Anne  Sinclair : Oui, malaise, mais guère plus! Vichy a protesté c’est vrai, mais mollement. L’amiral Darlan, fondateur de la Milice, demandait qu’on ménage « les vieux juifs français ». Et au fond qu’on privilégie l’arrestation et la déportation des juifs étrangers! Ce qui était  tout aussi indigne et ce à quoi s’employèrent ensuite les services de Vichy, Bousquet, Leguay, Papon qui collaborèrent étroitement avec la Gestapo, ce qu’ont enfin reconnu les présidents de la République depuis Jacques Chirac. Que  des polémistes revisionnistes ne viennent donc pas dire  que Vichy aurait protégé les juifs français. Sur ce sujet pas plus que sur les autres Vichy ne sera entendu et leur « protestation » sera bien mince. C’était le piège même  de la collaboration. Grâce aussi au « fichier Juif » établi à la préfecture de police a cause du recensement ordonné par les allemands et qui fournit noms et adresses très utiles à cette rafle comme aux autres. Du coup, les nazis deporteront les juifs étrangers comme les juifs  de France qu’ils parviendront à arrêter.
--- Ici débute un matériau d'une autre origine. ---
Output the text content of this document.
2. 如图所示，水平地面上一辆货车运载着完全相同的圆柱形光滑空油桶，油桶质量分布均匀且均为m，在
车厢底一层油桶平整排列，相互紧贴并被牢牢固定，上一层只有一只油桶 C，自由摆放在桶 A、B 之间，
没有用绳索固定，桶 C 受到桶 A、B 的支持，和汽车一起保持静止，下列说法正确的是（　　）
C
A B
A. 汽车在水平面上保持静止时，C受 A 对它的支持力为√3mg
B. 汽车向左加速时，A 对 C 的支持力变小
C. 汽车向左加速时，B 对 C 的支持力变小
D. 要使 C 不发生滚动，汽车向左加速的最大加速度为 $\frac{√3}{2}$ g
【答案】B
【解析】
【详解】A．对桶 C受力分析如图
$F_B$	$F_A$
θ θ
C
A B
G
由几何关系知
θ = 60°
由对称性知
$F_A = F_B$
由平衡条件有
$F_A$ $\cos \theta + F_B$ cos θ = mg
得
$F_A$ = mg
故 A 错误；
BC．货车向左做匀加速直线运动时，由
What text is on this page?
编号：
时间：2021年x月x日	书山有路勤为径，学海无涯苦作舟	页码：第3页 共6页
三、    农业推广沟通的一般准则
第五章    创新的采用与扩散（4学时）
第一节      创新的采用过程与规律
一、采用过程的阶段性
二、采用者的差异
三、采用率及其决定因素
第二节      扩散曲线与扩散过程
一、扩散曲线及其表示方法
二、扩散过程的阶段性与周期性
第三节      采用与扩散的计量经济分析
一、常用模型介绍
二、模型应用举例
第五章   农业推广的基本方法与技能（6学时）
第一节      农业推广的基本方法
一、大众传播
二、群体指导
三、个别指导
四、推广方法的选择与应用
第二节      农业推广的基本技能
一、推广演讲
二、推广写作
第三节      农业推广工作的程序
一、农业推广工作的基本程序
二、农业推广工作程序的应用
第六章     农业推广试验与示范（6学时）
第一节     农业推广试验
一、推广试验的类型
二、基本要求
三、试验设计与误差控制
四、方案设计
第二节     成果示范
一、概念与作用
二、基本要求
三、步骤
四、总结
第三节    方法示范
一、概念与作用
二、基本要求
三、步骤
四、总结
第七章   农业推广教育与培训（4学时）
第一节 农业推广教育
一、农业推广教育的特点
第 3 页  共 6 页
Y compris un homme comme Pierre Masse grand avocat, sénateur, ancien du cabinet de Clémenceau. Y compris le frère de Leon Blum, RenéBlum lui aussi grande figure morale du camp de Compiegne. Y compris le fils de Tristan Bernard, jean jacques Bernard, auteur dramatique. Y compris des avocats, médecins, magistrats, ou simples anonymes anciens combattants de la guerre de 14 ou même de 40, décorés, assimilés depuis des générations dans la population française. 

76.000 ont été deportes. 2000 sont revenus des camps de la mort. Et ceux qui ont pu échapper à la déportation le doivent aux Français courageux qui, par leur initiative individuelle les ont protégés. Pas aux autorités de Vichy.